C’est dans ce contexte qu’a été créé le 10 décembre 1994 l’Espace d’Interpellation Démocratique (EID), à l’initiative du Président de la République de l’époque, comme élément d’une nouvelle stratégie de communication permettant aux citoyens de s’adresser directement aux autorités qui ont l’obligation de leur fournir des réponses concernant tous les aspects de la vie politique, économique et sociale: les violations de droits, la corruption, la non application des décisions de justice, la lenteur dans le traitement des dossiers au niveau des services administratifs, le non respect des dates annoncées pour le démarrage de certains projets ou programmes de développement, le manque d’autorité de l’Etat dans la gestion de certaines affaires d’envergure nationale, le traitement des conflits liés à la gestion des domaines fonciers, la liste n’est pas exhaustive.
La première édition a eu lieu le 10 Décembre 1994 à l’occasion de la célébration de l’anniversaire de la Déclaration Universelle des Droits de l’Homme.
Les principales interpellations et contributions à cette 1ère édition ont d’ailleurs principalement été le fait d’organisations, d’associations et de collectifs œuvrant pour la promotion et la protection des droits de l’homme en général, plus spécifiquement des droits des femmes et des enfants et pour la défense des libertés publiques et droits fondamentaux.

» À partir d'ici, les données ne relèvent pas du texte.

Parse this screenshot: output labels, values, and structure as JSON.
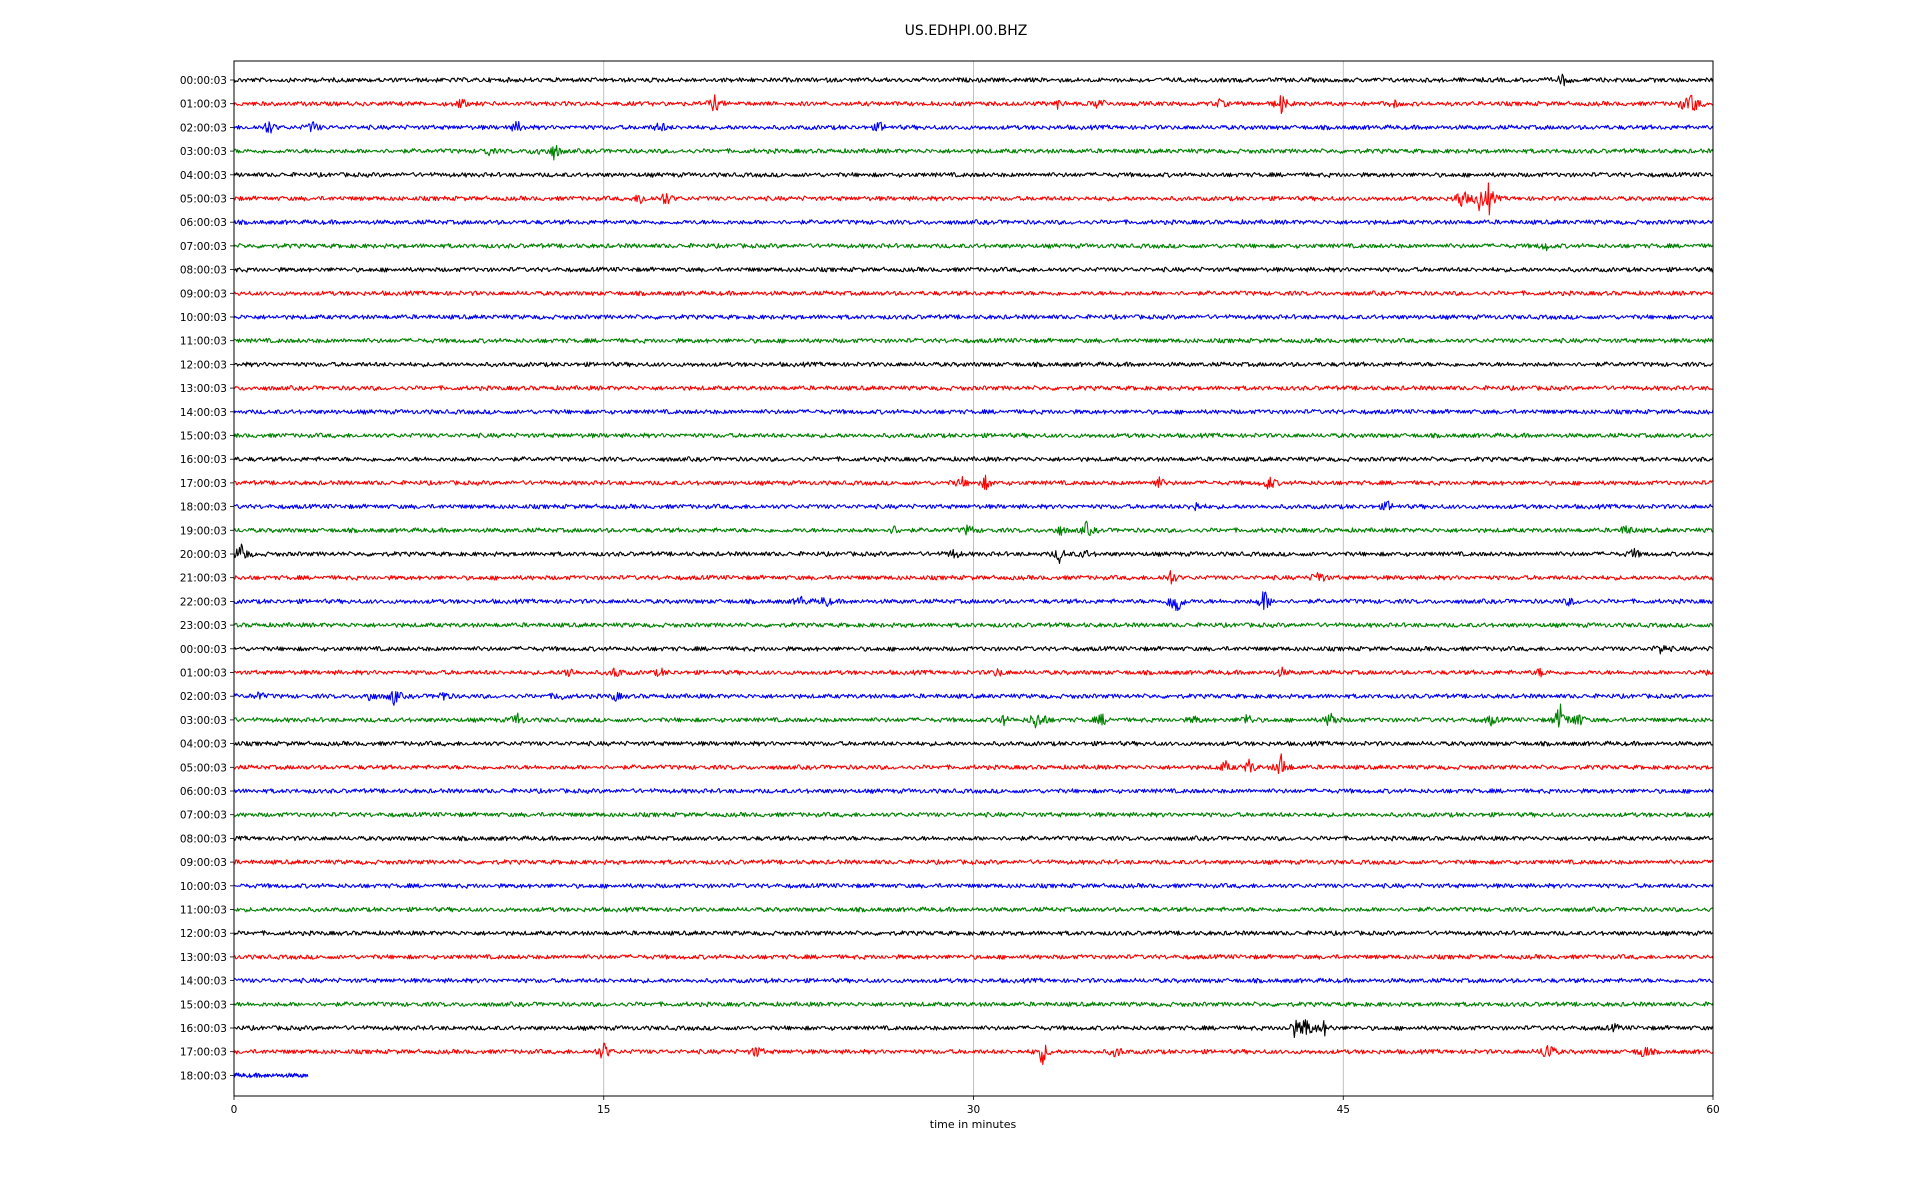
{
  "chart_data": {
    "type": "line",
    "title": "US.EDHPI.00.BHZ",
    "xlabel": "time in minutes",
    "ylabel": "",
    "xlim": [
      0,
      60
    ],
    "x_ticks": [
      "0",
      "15",
      "30",
      "45",
      "60"
    ],
    "x_tick_values": [
      0,
      15,
      30,
      45,
      60
    ],
    "grid": "vertical",
    "colors": [
      "#000000",
      "#ff0000",
      "#0000ff",
      "#008000"
    ],
    "row_labels": [
      "00:00:03",
      "01:00:03",
      "02:00:03",
      "03:00:03",
      "04:00:03",
      "05:00:03",
      "06:00:03",
      "07:00:03",
      "08:00:03",
      "09:00:03",
      "10:00:03",
      "11:00:03",
      "12:00:03",
      "13:00:03",
      "14:00:03",
      "15:00:03",
      "16:00:03",
      "17:00:03",
      "18:00:03",
      "19:00:03",
      "20:00:03",
      "21:00:03",
      "22:00:03",
      "23:00:03",
      "00:00:03",
      "01:00:03",
      "02:00:03",
      "03:00:03",
      "04:00:03",
      "05:00:03",
      "06:00:03",
      "07:00:03",
      "08:00:03",
      "09:00:03",
      "10:00:03",
      "11:00:03",
      "12:00:03",
      "13:00:03",
      "14:00:03",
      "15:00:03",
      "16:00:03",
      "17:00:03",
      "18:00:03"
    ],
    "last_trace_end_minutes": 3,
    "events": [
      {
        "row": 0,
        "at": [
          53.9
        ],
        "amp": [
          0.6
        ]
      },
      {
        "row": 1,
        "at": [
          9.2,
          19.5,
          33.4,
          35.1,
          40,
          42.5,
          47,
          58.8,
          59.2
        ],
        "amp": [
          0.5,
          0.9,
          0.4,
          0.7,
          0.4,
          1.0,
          0.4,
          0.5,
          1.1
        ]
      },
      {
        "row": 2,
        "at": [
          1.4,
          3.2,
          11.5,
          17.3,
          26.2
        ],
        "amp": [
          0.8,
          0.6,
          0.6,
          0.6,
          0.5
        ]
      },
      {
        "row": 3,
        "at": [
          10.3,
          12.3,
          13
        ],
        "amp": [
          0.4,
          0.4,
          0.9
        ]
      },
      {
        "row": 5,
        "at": [
          16.5,
          17.5,
          49.8,
          50.5,
          50.9
        ],
        "amp": [
          0.6,
          0.8,
          1.3,
          1.0,
          1.6
        ]
      },
      {
        "row": 7,
        "at": [
          53.2
        ],
        "amp": [
          0.4
        ]
      },
      {
        "row": 17,
        "at": [
          29.5,
          30.5,
          37.5,
          42
        ],
        "amp": [
          0.6,
          0.7,
          0.6,
          0.8
        ]
      },
      {
        "row": 18,
        "at": [
          39,
          46.8
        ],
        "amp": [
          0.5,
          0.5
        ]
      },
      {
        "row": 19,
        "at": [
          26.8,
          29.8,
          33.5,
          34.6,
          56.5
        ],
        "amp": [
          0.4,
          0.6,
          0.5,
          0.8,
          0.6
        ]
      },
      {
        "row": 20,
        "at": [
          0.3,
          29.2,
          33.5,
          34.5,
          56.8
        ],
        "amp": [
          1.2,
          0.5,
          0.8,
          0.4,
          0.5
        ]
      },
      {
        "row": 21,
        "at": [
          38,
          44
        ],
        "amp": [
          0.8,
          0.8
        ]
      },
      {
        "row": 22,
        "at": [
          23,
          24,
          38.2,
          41.8,
          54.2
        ],
        "amp": [
          0.5,
          0.6,
          2.2,
          1.3,
          0.4
        ]
      },
      {
        "row": 24,
        "at": [
          57.9
        ],
        "amp": [
          0.6
        ]
      },
      {
        "row": 25,
        "at": [
          13.6,
          15.5,
          17.3,
          31,
          42.5,
          53,
          59.5
        ],
        "amp": [
          0.6,
          0.6,
          0.4,
          0.4,
          0.4,
          0.4,
          0.4
        ]
      },
      {
        "row": 26,
        "at": [
          1,
          5.5,
          6.5,
          8.5,
          13.2,
          15.5
        ],
        "amp": [
          0.4,
          0.5,
          0.9,
          0.5,
          0.5,
          0.4
        ]
      },
      {
        "row": 27,
        "at": [
          11.5,
          31.2,
          32.5,
          32.8,
          35.2,
          39,
          41.1,
          44.5,
          51,
          53.8,
          54.5
        ],
        "amp": [
          0.7,
          0.5,
          0.8,
          0.6,
          0.6,
          0.4,
          0.7,
          1.0,
          0.5,
          1.6,
          0.9
        ]
      },
      {
        "row": 29,
        "at": [
          40.2,
          41.2,
          42.5
        ],
        "amp": [
          0.6,
          0.8,
          1.4
        ]
      },
      {
        "row": 40,
        "at": [
          43,
          43.5,
          44.2,
          56
        ],
        "amp": [
          0.9,
          1.4,
          0.8,
          0.3
        ]
      },
      {
        "row": 41,
        "at": [
          15,
          21.2,
          32.8,
          35.8,
          53.3,
          57.2
        ],
        "amp": [
          1.0,
          0.6,
          1.3,
          0.6,
          1.3,
          0.8
        ]
      }
    ]
  }
}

Le succès des deux premières éditions et l’engouement suscité auprès du public ont conduit le gouvernement à instituer officiellement l’événement en lui fixant des objectifs plus précis à travers le Décret N° 96-159/PRM du 31 Mai 1996, complété plus tard par un règlement intérieur.
Les objectifs de l’EID
L’Espace d’Interpellation Démocratique est un forum annuel qui a pour objet « d’informer les opinions publiques nationale et internationale sur l’état des droits de l’Homme en République du Mali, de contribuer de manière active et pédagogique à la réalisation d’une culture démocratique nationale » et d’impulser de façon significative la politique de promotion et de protection des droits et libertés des citoyens. L’EID s’adresse à l’ensemble des populations maliennes à travers une forte médiatisation. Il faut souligner que la télévision assure la retransmission en direct de la session relayée par les radios et la presse écrite. L’EID a une devise « Démocratie-Justice-Développement » et un hymne dont un extrait est chanté à l’ouverture, traduit dans les principales langues (les plus parlées) du Mali : « il faut que devant la justice, tous les fils du pays soient égaux. Que tu sois premier dirigeant ou que tu sois tout puissant socialement ou financièrement, le droit doit être dit pour fixer qui a raison et qui a tort. La démocratie est source de bonheur, parce que garante des droits de l’homme ». L’EID vise essentiellement à :
Mettre en place un espace d’expression des attentes des citoyens et d’examen de leurs griefs contre la gestion des affaires publiques par les gouvernants.
Renforcer de façon pédagogique l’ancrage de la culture démocratique et de l’Etat de droit par l’instauration d’une nouvelle forme de dialogue entre les gouvernants et les gouvernés, et cultiver davantage la transparence dans la gestion des affaires de la cité.
Montrer à la communauté internationale l’engagement et la détermination des autorités gouvernementales à respecter et à promouvoir les droits de l’Homme.
Informer l’opinion publique nationale sur l’état des droits de l’Homme au Mali
Impulser de façon significative la politique de promotion et de protection des droits de l’Homme et libertés des citoyens.